As a child, Stone tried for the basketball and football teams, but since he had never played them he wasn’t any good. So, to level the playing field (‘be bad at something together’) he says, he asked to create a lacrosse team; lacrosse being a game no one had played before. He ended up being team captain and went on to win games. “You can actually manufacture the circumstances that make the opportunity, effectively eliminating competition,” he said. Entrepreneurship might be about identifying and fulfilling certain needs of the moment, but remember the Apple maxim? Make a product so good that people feel they absolutely must have it.

Stone was no college professor’s dream. He couldn’t do things his way and that didn’t sit well with him. He worked part time in a publisher’s office and also taught himself graphics on the earliest Mac computers that were coming out. He later apprenticed to create book covers and while some of his stuff which he thought was brilliant was rejected, he simply kept on at it. “An artful approach, though it involved a lot of trial and error,” he said. This actually helped when Odeo — his podcasting idea went bust, and blogging community Xanga didn’t really take off. He went onto explore the idea of Twitter. Most said Twitter wouldn’t succeed because it wasn’t ‘useful’, but then as Stone knew ‘nor was ice cream’ so he developed it anyway. As events in Tahir Square proved, Twitter had indeed ‘invented a new way for humanity to come together as one’.

Stone dropped out of college, and so did the most eminent of this century’s tech leaders.
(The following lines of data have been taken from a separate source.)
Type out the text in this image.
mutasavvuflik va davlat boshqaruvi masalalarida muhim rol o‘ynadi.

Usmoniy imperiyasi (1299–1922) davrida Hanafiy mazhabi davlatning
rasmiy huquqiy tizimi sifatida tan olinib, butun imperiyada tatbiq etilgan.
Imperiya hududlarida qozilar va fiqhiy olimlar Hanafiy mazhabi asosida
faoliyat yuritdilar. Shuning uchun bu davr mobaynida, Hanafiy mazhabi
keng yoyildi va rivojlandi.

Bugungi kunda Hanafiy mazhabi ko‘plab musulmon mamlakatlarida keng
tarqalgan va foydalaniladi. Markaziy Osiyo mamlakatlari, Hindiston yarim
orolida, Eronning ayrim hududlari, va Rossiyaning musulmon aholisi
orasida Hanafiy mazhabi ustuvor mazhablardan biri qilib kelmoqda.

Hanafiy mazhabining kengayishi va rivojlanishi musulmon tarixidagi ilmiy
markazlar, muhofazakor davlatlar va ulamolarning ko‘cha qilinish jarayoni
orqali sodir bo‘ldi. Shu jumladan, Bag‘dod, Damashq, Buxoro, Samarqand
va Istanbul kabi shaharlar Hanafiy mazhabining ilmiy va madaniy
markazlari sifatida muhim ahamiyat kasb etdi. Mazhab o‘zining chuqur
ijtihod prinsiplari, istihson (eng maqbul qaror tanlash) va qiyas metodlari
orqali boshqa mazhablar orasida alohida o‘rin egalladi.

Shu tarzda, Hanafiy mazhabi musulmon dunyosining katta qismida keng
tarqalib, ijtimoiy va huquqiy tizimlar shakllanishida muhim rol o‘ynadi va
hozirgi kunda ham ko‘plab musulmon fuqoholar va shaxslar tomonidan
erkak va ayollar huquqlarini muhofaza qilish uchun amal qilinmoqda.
Yet he doesn’t really recommend quitting college. “You can always push the pause button and then go back later,” he says. But in the end, to be successful you must “create your own opportunities, be infinitely creative, to walk in others’ shoes and use technology to achieve that, and consider a new definition of success for entrepreneurs comprising three parts — positive social impact, financial success and joyfulness. If you aren’t covering these bases, you aren’t successful.”